# Unification --- most specific unifier

In unification, given a set of equations, a standard problem is to compute a most general unifier (mgu). I am interested in a somewhat reversed problem. Imagine having a set of equations that do not have an mgu, like this one:

x = a
x = b


x here is a variable, whereas a and b are terms. I am interested are there any algorithms that could find a possible replacement for a and b such that the resulting equations have mgu? In the above example, that would be a -> y, b -> y, y being a variable. Lets call this a fix. I am particularly interested in most specific fixes. I could not find anything so far, but this seems like a natural problem, or not?

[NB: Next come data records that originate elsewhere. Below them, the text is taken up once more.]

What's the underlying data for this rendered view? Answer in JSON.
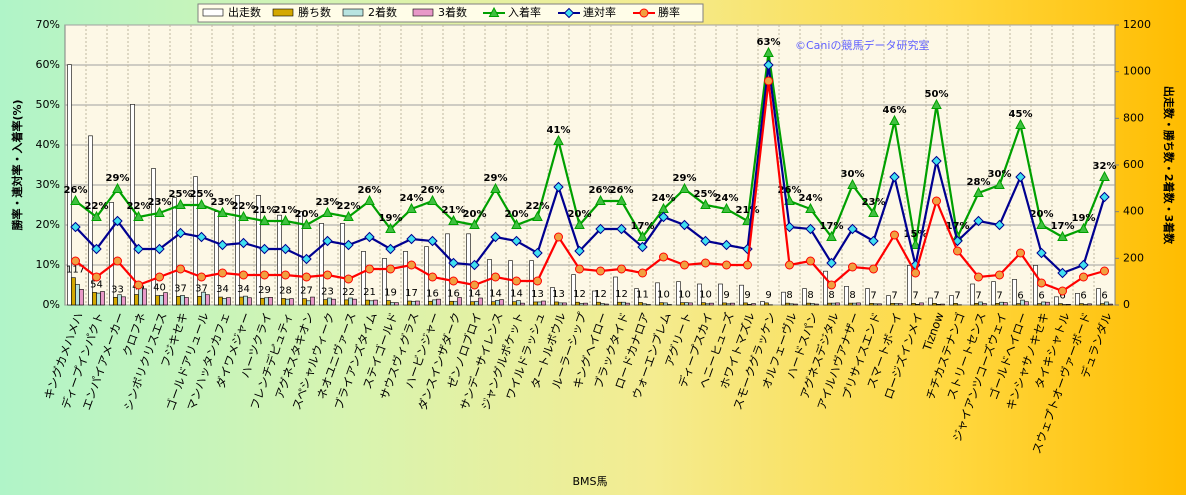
{
  "chart_data": {
    "type": "combo",
    "annotation": "©Caniの競馬データ研究室",
    "x_label": "BMS馬",
    "y_label": "勝率・連対率・入着率(%)",
    "y2_label": "出走数・勝ち数・2着数・3着数",
    "categories": [
      "キングカメハメハ",
      "ディープインパクト",
      "エンパイアメーカー",
      "クロフネ",
      "シンボリクリスエス",
      "フジキセキ",
      "ゴールドアリュール",
      "マンハッタンカフェ",
      "ダイワメジャー",
      "ハーツクライ",
      "フレンチデピュティ",
      "アグネスタキオン",
      "スペシャルウィーク",
      "ネオユニヴァース",
      "ブライアンズタイム",
      "ステイゴールド",
      "サウスヴィグラス",
      "ハービンジャー",
      "ダンスインザダーク",
      "ゼンノロブロイ",
      "サンデーサイレンス",
      "ジャングルポケット",
      "ワイルドラッシュ",
      "タートルボウル",
      "ルーラーシップ",
      "キングヘイロー",
      "ブラックタイド",
      "ロードカナロア",
      "ウォーエンブレム",
      "アグリート",
      "ディープスカイ",
      "ヘニーヒューズ",
      "ホワイトマズル",
      "スモークグラッケン",
      "オルフェーヴル",
      "ハードスパン",
      "アグネスデジタル",
      "アイルハヴアナザー",
      "プリサイスエンド",
      "スマートボーイ",
      "ロージズインメイ",
      "Tiznow",
      "チチカステナンゴ",
      "ストリートセンス",
      "ジャイアンツコーズウェイ",
      "ゴールドヘイロー",
      "キンシャサノキセキ",
      "タイキシャトル",
      "スウェプトオーヴァーボード",
      "デュランダル"
    ],
    "ylim": [
      0,
      70
    ],
    "yticks": [
      {
        "value": 0,
        "label": "0%"
      },
      {
        "value": 10,
        "label": "10%"
      },
      {
        "value": 20,
        "label": "20%"
      },
      {
        "value": 30,
        "label": "30%"
      },
      {
        "value": 40,
        "label": "40%"
      },
      {
        "value": 50,
        "label": "50%"
      },
      {
        "value": 60,
        "label": "60%"
      },
      {
        "value": 70,
        "label": "70%"
      }
    ],
    "y2lim": [
      0,
      1200
    ],
    "y2ticks": [
      0,
      200,
      400,
      600,
      800,
      1000,
      1200
    ],
    "grid": true,
    "series": [
      {
        "name": "出走数",
        "type": "bar",
        "axis": "y2",
        "color": "#ffffff",
        "values": [
          1030,
          725,
          440,
          860,
          585,
          460,
          550,
          400,
          470,
          470,
          385,
          400,
          350,
          350,
          230,
          200,
          230,
          250,
          305,
          305,
          195,
          190,
          190,
          75,
          130,
          60,
          120,
          70,
          95,
          100,
          90,
          90,
          85,
          15,
          55,
          70,
          145,
          80,
          70,
          40,
          170,
          30,
          40,
          90,
          100,
          110,
          170,
          35,
          50,
          70
        ]
      },
      {
        "name": "勝ち数",
        "type": "bar",
        "axis": "y2",
        "color": "#d4a800",
        "labels": true,
        "values": [
          117,
          54,
          33,
          45,
          40,
          37,
          37,
          34,
          34,
          29,
          28,
          27,
          23,
          22,
          21,
          19,
          17,
          16,
          16,
          14,
          14,
          14,
          13,
          13,
          12,
          12,
          12,
          11,
          10,
          10,
          10,
          9,
          9,
          9,
          8,
          8,
          8,
          8,
          7,
          7,
          7,
          7,
          7,
          7,
          7,
          6,
          6,
          6,
          6,
          6
        ]
      },
      {
        "name": "2着数",
        "type": "bar",
        "axis": "y2",
        "color": "#b8e4e0",
        "values": [
          88,
          51,
          44,
          77,
          41,
          41,
          55,
          28,
          38,
          31,
          25,
          18,
          30,
          30,
          18,
          10,
          15,
          22,
          14,
          15,
          20,
          19,
          13,
          9,
          6,
          6,
          12,
          5,
          9,
          10,
          5,
          5,
          3,
          1,
          5,
          6,
          8,
          8,
          5,
          6,
          3,
          3,
          1,
          13,
          12,
          21,
          13,
          2,
          2,
          13
        ]
      },
      {
        "name": "3着数",
        "type": "bar",
        "axis": "y2",
        "color": "#e898c8",
        "values": [
          67,
          58,
          35,
          69,
          53,
          32,
          44,
          32,
          31,
          33,
          27,
          34,
          25,
          25,
          21,
          10,
          17,
          25,
          32,
          30,
          23,
          8,
          17,
          9,
          8,
          4,
          8,
          2,
          2,
          9,
          8,
          8,
          6,
          0,
          4,
          4,
          9,
          9,
          5,
          6,
          9,
          4,
          0,
          6,
          10,
          14,
          12,
          3,
          5,
          4
        ]
      },
      {
        "name": "入着率",
        "type": "line",
        "color": "#00a000",
        "marker": "triangle",
        "marker_color": "#40c040",
        "values": [
          26,
          22,
          29,
          22,
          23,
          25,
          25,
          23,
          22,
          21,
          21,
          20,
          23,
          22,
          26,
          19,
          24,
          26,
          21,
          20,
          29,
          20,
          22,
          41,
          20,
          26,
          26,
          17,
          24,
          29,
          25,
          24,
          21,
          63,
          26,
          24,
          17,
          30,
          23,
          46,
          15,
          50,
          17,
          28,
          30,
          45,
          20,
          17,
          19,
          32
        ],
        "value_labels": [
          "26%",
          "22%",
          "29%",
          "22%",
          "23%",
          "25%",
          "25%",
          "23%",
          "22%",
          "21%",
          "21%",
          "20%",
          "23%",
          "22%",
          "26%",
          "19%",
          "24%",
          "26%",
          "21%",
          "20%",
          "29%",
          "20%",
          "22%",
          "41%",
          "20%",
          "26%",
          "26%",
          "17%",
          "24%",
          "29%",
          "25%",
          "24%",
          "21%",
          "63%",
          "26%",
          "24%",
          "17%",
          "30%",
          "23%",
          "46%",
          "15%",
          "50%",
          "17%",
          "28%",
          "30%",
          "45%",
          "20%",
          "17%",
          "19%",
          "32%"
        ]
      },
      {
        "name": "連対率",
        "type": "line",
        "color": "#000090",
        "marker": "diamond",
        "marker_color": "#40e0f0",
        "values": [
          19.5,
          14,
          21,
          14,
          14,
          18,
          17,
          15,
          15.5,
          14,
          14,
          11.5,
          16,
          15,
          17,
          14,
          16.5,
          16,
          10.5,
          10,
          17,
          16,
          13,
          29.5,
          13.5,
          19,
          19,
          14.5,
          22,
          20,
          16,
          15,
          14,
          60,
          19.5,
          19,
          10.5,
          19,
          16,
          32,
          10,
          36,
          16,
          21,
          20,
          32,
          13,
          8,
          10,
          27
        ]
      },
      {
        "name": "勝率",
        "type": "line",
        "color": "#ff0000",
        "marker": "circle",
        "marker_color": "#f0a040",
        "values": [
          11,
          7,
          11,
          5,
          7,
          9,
          7,
          8,
          7.5,
          7.5,
          7.5,
          7,
          7.5,
          6.5,
          9,
          9,
          10,
          7,
          6,
          5,
          7,
          6,
          6,
          17,
          9,
          8.5,
          9,
          8,
          12,
          10,
          10.5,
          10,
          10,
          56,
          10,
          11,
          5,
          9.5,
          9,
          17.5,
          8,
          26,
          13.5,
          7,
          7.5,
          13,
          5.5,
          3.5,
          7,
          8.5
        ]
      }
    ]
  }
}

I found out that such a thing is called anti-unification. This problem was addressed by Plotkin and Reynolds. Here is a brief overview.

In rewrite theory, you often want confluence of your system: if $$u_1\leftarrow t\rightarrow u_2$$

Then there is some term $v$ such that $$u_1\rightarrow v\leftarrow u_2$$

It is possible to tell whether a set of rewrite rules is confluent by examining the critical pairs: pairs of rules $t_1\rightarrow u_1,t_2\rightarrow u_2$ and an instance $\theta$ such that

1. $t'_1\theta = t_2\theta$
2. $t'_1$ is a subterm of $t_1$ at position $p$.

You can then add the equation $u_1\theta = t_1[u_2\theta]_p$ to make the system confluent.

This suggest an approach to your problem: look at your equations as rewrite rules, then consider the critical pairs: they tell you which equations need to hold to make your system unifiable.